If the group claims one unifying cause, it is to protect the Constitution against domestic parties that seek to undermine it. The group enumerates its position not in the affirmative declarative, but in the negative. “We will NOT obey orders to disarm the American people,” says the group’s “Declaration of Orders We Will Not Obey.” “We will NOT obey orders to conduct warrantless searches of the American people. … We will NOT obey orders to impose martial law or a ‘state of emergency’ on the state.”

Numerous dissident groups have found voice in the uncertainties of the economic recession — birthers, truthers, Texas militia — but the Oath Keepers are notable because many members are military men, cops or emergency personnel. Some of them are even still employed in those roles.

Members distrust just about everything: mass-media narratives, global warming science and vaccinations. Others contend the United States government not only planned the Sept. 11, 2001, attacks, but has since leveraged them to enact a shadowy campaign to terrify residents into forsaking their freedom, guns and privacy. Edward Snowden’s revelations of mass surveillance have only emboldened that position.

“I’ve had enough of following orders,” Eric Harrell, a South Florida police officer who’s also an Oath Keeper, told the Miami New Times last year. “I woke up. I’ve been living a lie. I’ve evolved.” Harrell, who meets with other cop Oath Keepers, was arrested last year after he refused to remove his Guy Fawkes mask amid a solitary protest of Obamacare at a busy Broward County intersection.

He derives many of his talking points from Alex Jones, a radio show host who runs the alternative news Web site infowars.com and often gives space to the discontent coursing through the Oath Keepers movement. “I think the Oath Keepers is one of the best things to happen to America since the American revolution,” Jones wrote.”There are two camps of critics of Oath Keepers: the ignorant people who believe everything they read, and the cunning tyrants who want the treasonous and lawless federal government to march ahead unopposed.”

Ferguson has inflamed unease among Oath Keepers.

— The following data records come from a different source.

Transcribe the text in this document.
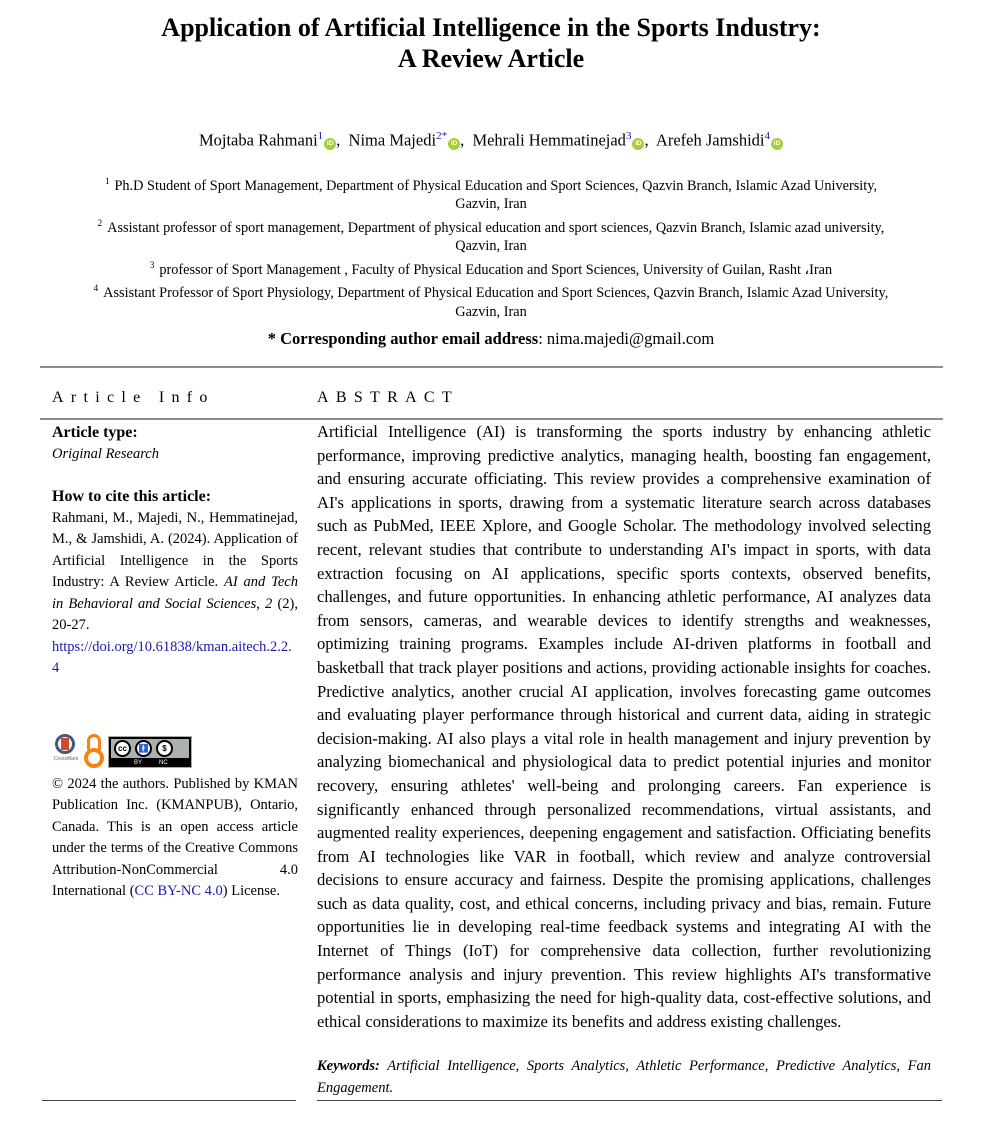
Application of Artificial Intelligence in the Sports Industry:
A Review Article
Mojtaba Rahmani$^1$iD ,  Nima Majedi$^{2*}$iD ,  Mehrali Hemmatinejad$^3$iD ,  Arefeh Jamshidi$^4$iD
$^1$ Ph.D Student of Sport Management, Department of Physical Education and Sport Sciences, Qazvin Branch, Islamic Azad University,
Gazvin, Iran
$^2$ Assistant professor of sport management, Department of physical education and sport sciences, Qazvin Branch, Islamic azad university,
Qazvin, Iran
$^3$ professor of Sport Management , Faculty of Physical Education and Sport Sciences, University of Guilan, Rasht ،Iran
$^4$ Assistant Professor of Sport Physiology, Department of Physical Education and Sport Sciences, Qazvin Branch, Islamic Azad University,
Gazvin, Iran
* Corresponding author email address: nima.majedi@gmail.com
Article Info	ABSTRACT
Article type:
Original Research
How to cite this article:
Rahmani, M., Majedi, N., Hemmatinejad, M., & Jamshidi, A. (2024). Application of Artificial Intelligence in the Sports Industry: A Review Article. AI and Tech in Behavioral and Social Sciences, 2 (2), 20-27.
https://doi.org/10.61838/kman.aitech.2.2.4
CrossMark
cc	🚹	$
BY	NC
© 2024 the authors. Published by KMAN Publication Inc. (KMANPUB), Ontario, Canada. This is an open access article under the terms of the Creative Commons Attribution-NonCommercial 4.0 International (CC BY-NC 4.0) License.
Artificial Intelligence (AI) is transforming the sports industry by enhancing athletic performance, improving predictive analytics, managing health, boosting fan engagement, and ensuring accurate officiating. This review provides a comprehensive examination of AI's applications in sports, drawing from a systematic literature search across databases such as PubMed, IEEE Xplore, and Google Scholar. The methodology involved selecting recent, relevant studies that contribute to understanding AI's impact in sports, with data extraction focusing on AI applications, specific sports contexts, observed benefits, challenges, and future opportunities. In enhancing athletic performance, AI analyzes data from sensors, cameras, and wearable devices to identify strengths and weaknesses, optimizing training programs. Examples include AI-driven platforms in football and basketball that track player positions and actions, providing actionable insights for coaches. Predictive analytics, another crucial AI application, involves forecasting game outcomes and evaluating player performance through historical and current data, aiding in strategic decision-making. AI also plays a vital role in health management and injury prevention by analyzing biomechanical and physiological data to predict potential injuries and monitor recovery, ensuring athletes' well-being and prolonging careers. Fan experience is significantly enhanced through personalized recommendations, virtual assistants, and augmented reality experiences, deepening engagement and satisfaction. Officiating benefits from AI technologies like VAR in football, which review and analyze controversial decisions to ensure accuracy and fairness. Despite the promising applications, challenges such as data quality, cost, and ethical concerns, including privacy and bias, remain. Future opportunities lie in developing real-time feedback systems and integrating AI with the Internet of Things (IoT) for comprehensive data collection, further revolutionizing performance analysis and injury prevention. This review highlights AI's transformative potential in sports, emphasizing the need for high-quality data, cost-effective solutions, and ethical considerations to maximize its benefits and address existing challenges.
Keywords: Artificial Intelligence, Sports Analytics, Athletic Performance, Predictive Analytics, Fan Engagement.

Missouri Gov. Jay Nixon (D) last month declared a state of emergency and called the National Guard to Ferguson. But the Oath Keepers said those forces weren’t protecting the people against rioters who have torched shops, smashed windows and burned police cars.

“When they’re here, there’s definitely a weight lifted off our shoulders,” one man who owns a Chinese restaurant told The Times. “I’d be lying if I said otherwise.”